AI agent reliability is operations, not prompting

Most AI agent failures I see come from two missing rules.

First: never accept “done” without proof.

Second: every mistake should become a permanent rule.

That sounds obvious, but many agent setups still behave like a very enthusiastic intern with no checklist. The agent says it finished. Nobody checks the output count. Nobody checks the failed items. Nobody checks whether the files exist. Nobody records why it failed last time. Then everyone is surprised when the same failure appears again next week.

The fix is not a magic prompt. It is operations.

For completion, I want boring evidence:

input count,
success count,
failure count,
remaining count,
output location,
at least one spot check,
tests or verification when possible.

If the task was to convert 200 files and 197 succeeded, that is not “done”. It is “197 succeeded, 3 failed, here are the failed paths, here is the next action”.

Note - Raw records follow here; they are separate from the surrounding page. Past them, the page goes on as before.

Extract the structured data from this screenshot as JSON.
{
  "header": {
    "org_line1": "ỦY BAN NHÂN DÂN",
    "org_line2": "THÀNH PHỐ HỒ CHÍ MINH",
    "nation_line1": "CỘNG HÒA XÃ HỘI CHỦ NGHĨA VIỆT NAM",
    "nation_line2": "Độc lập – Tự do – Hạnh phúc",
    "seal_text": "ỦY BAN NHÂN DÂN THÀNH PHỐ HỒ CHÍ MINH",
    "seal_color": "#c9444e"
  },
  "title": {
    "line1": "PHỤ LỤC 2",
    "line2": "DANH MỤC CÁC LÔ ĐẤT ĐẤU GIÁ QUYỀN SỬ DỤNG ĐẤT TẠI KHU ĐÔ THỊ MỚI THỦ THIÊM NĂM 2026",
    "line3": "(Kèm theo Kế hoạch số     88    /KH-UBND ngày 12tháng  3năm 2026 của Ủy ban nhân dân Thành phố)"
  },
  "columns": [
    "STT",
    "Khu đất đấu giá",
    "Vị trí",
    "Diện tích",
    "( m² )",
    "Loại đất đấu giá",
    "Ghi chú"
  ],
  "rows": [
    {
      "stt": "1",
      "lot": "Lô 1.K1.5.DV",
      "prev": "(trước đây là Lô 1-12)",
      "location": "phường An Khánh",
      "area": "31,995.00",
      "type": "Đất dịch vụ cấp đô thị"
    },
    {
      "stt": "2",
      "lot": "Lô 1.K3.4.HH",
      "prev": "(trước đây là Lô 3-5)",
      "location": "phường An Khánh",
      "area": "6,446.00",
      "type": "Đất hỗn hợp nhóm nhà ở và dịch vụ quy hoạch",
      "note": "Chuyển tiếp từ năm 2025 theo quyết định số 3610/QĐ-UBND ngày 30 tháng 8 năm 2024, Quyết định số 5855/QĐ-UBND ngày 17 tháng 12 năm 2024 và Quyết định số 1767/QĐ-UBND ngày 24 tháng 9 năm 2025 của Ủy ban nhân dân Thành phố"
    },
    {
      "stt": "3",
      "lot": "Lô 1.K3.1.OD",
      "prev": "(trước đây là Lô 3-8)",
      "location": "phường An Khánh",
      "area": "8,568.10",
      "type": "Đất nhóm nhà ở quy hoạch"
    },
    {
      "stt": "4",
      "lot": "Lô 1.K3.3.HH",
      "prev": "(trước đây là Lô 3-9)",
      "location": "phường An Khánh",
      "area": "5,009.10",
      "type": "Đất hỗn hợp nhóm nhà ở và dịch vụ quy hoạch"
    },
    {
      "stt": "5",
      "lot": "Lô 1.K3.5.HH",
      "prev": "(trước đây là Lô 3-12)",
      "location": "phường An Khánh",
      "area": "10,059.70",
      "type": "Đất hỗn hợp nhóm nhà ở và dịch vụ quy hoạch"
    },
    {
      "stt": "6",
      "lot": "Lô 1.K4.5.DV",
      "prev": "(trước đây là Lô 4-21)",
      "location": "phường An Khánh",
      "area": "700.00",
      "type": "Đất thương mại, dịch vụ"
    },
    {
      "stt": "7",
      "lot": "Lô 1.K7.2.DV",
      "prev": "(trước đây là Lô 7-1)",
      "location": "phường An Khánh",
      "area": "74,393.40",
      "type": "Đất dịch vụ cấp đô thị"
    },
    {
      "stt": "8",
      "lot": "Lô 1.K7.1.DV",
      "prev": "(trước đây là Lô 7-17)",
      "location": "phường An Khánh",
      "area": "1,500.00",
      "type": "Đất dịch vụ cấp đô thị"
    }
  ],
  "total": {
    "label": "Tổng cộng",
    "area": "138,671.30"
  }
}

The second rule matters even more. Agents need institutional learning. If a command fails because a tool has a weird flag, write it down. If a deployment breaks because DNS takes time, write it down. If the user corrects a preference, write it down. Otherwise the system has no memory. It is just improvising forever.

This is where agent reliability starts to look less like prompt engineering and more like running a small operations team.

Checklists. Runbooks. Logs. Postmortems. Durable rules. Clear definitions of done.

Prompting still matters, but it is not the foundation. The foundation is whether the agent can prove what it did and avoid repeating the same mistake.